Igogo ward executive officer, Nyamagana district, Joseph urges relevant authorities to take pragmatic measures in addressing the matter as, “I think the government itself needs to take a lead in this exercise and other players would follow suit.” Several sections of the Bill, for example, came under fire for what critics regarded as strict restrictions in discussing some “sensitive matters,” such as the union between Zanzibar and the Tanzania mainland.
Critics argue that such limitations could deny the public of their “absolute right” to express their views and opinions and “I think people, should be allowed to discuss the 1964 union between Tanganyika and Zanzibar and ultimately decide on the type of union the people would prefer to have,” said one speaker.
The new Act also allows the president in consultation with the president of Zanzibar to select members of the commission that would oversee collection of people’s views and opinions on the proposed constitution. “We think NGOs, trade unions, religious institutions, political parties, academics, need to have their own selections and representation in the envisaged commission,” said Mr Lubale.
Mr Abubakar Kassan, the Executive Director of Nyamagana NGO Network reiterates the need for the general public to refrain from discussing what he described as trivial issues. “Let us focus on fundamental issues that will determine the destiny of our country.

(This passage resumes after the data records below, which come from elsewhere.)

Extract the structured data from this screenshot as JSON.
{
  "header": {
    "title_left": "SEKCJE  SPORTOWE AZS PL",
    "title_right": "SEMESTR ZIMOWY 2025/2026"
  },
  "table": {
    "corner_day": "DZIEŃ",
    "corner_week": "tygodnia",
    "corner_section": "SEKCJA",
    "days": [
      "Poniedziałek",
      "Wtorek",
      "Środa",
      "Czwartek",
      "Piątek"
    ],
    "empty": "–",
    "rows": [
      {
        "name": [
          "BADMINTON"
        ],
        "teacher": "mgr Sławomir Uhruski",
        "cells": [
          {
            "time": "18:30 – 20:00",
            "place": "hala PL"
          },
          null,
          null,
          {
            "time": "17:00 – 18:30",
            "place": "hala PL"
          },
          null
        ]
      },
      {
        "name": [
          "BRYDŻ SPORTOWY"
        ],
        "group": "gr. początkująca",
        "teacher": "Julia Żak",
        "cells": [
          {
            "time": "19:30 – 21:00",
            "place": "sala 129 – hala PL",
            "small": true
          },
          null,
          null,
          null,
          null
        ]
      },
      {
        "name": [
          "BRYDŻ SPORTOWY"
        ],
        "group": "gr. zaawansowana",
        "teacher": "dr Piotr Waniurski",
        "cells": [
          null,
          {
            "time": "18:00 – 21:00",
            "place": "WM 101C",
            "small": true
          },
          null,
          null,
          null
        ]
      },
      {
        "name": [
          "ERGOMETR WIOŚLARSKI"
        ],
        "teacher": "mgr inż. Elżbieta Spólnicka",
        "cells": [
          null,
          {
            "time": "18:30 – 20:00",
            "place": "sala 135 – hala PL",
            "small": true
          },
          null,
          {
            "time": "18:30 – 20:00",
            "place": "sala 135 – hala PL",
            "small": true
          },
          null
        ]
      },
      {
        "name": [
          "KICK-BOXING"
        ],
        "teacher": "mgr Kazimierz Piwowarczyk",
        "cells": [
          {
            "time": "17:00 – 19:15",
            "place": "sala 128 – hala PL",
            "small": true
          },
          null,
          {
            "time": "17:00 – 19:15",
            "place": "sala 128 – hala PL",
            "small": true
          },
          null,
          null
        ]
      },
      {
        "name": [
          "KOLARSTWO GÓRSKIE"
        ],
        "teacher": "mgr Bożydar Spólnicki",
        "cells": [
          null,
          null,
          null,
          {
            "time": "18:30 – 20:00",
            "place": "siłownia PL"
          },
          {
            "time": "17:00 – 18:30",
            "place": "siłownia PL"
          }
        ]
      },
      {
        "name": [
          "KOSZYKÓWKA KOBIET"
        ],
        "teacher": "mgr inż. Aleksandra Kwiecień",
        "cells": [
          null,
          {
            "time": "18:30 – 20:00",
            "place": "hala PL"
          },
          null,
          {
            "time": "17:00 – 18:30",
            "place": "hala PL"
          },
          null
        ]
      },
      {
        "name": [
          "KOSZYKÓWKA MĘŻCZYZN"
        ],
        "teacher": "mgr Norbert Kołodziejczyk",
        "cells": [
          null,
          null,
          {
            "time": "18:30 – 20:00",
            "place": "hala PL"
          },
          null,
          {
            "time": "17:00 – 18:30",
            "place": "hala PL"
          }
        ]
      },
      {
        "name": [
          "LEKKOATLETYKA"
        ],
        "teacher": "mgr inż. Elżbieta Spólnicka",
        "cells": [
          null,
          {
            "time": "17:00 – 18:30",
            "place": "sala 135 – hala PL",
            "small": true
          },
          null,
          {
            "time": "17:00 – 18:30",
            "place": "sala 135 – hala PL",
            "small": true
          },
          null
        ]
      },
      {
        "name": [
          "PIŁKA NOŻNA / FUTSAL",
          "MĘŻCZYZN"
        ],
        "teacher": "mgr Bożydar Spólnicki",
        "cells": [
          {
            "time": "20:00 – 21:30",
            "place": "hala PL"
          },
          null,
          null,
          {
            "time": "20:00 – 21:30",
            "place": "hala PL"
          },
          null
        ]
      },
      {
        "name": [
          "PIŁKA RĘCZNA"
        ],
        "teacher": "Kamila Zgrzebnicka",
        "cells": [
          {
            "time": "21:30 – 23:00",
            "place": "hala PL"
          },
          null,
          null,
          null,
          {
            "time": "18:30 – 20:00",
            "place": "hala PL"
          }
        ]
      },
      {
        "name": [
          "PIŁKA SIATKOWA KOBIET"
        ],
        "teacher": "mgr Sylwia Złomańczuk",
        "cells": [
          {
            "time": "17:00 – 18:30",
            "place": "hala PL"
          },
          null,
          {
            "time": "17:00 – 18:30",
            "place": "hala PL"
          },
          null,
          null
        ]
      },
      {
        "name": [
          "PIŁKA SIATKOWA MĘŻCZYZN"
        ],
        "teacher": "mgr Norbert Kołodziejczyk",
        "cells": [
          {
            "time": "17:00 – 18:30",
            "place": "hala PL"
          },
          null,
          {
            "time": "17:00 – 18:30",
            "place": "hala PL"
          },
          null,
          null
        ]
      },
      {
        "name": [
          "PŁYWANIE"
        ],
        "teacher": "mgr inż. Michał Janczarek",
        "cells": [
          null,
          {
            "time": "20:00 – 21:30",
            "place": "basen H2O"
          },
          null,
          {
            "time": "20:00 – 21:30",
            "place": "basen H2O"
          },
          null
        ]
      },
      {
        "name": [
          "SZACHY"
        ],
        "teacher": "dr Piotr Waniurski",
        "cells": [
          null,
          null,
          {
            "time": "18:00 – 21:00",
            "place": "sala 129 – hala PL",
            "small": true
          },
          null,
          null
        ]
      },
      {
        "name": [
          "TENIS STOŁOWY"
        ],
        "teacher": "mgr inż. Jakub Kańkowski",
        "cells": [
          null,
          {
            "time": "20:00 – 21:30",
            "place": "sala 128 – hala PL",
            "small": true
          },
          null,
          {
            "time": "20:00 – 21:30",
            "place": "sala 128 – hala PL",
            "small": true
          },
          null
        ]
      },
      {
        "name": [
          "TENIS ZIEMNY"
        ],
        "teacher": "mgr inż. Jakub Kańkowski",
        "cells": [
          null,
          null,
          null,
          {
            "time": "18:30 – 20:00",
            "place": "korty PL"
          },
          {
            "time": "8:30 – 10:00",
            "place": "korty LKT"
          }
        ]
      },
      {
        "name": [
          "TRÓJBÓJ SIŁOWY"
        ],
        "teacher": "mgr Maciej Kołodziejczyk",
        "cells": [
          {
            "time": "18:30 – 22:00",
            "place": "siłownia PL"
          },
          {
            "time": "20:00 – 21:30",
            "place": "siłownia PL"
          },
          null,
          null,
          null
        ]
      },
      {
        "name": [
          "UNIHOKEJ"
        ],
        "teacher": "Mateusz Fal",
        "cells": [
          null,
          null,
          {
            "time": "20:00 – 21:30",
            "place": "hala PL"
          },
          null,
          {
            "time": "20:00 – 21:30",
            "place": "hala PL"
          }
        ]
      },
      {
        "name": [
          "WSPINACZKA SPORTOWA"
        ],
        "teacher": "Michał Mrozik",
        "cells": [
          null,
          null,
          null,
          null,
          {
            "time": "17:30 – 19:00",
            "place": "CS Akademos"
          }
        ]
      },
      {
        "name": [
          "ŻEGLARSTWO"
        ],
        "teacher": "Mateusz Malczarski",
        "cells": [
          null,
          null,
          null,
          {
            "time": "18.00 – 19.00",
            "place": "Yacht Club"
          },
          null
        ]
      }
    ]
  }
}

The president has agreed to give us the opportunity to discuss the Constitution, so let us make meaningful contributions,” Kassan said.
In his monthly address to the nation in February this year, President Kikwete urged Tanzanians to fully participate on the on-going processes toward writing a new constitution in the country. Mr Kassan also shared same sentiments as saying, “Let us read and try to understand the current constitution and come out with relevant suggestions aimed at improving it. The task of educating the public shouldn’t be left to the government alone and on the contrary every one of us must play an active role in this exercise.” Mr Kassan also calls on media practitioners to educate the people on matters pertaining to the constitution.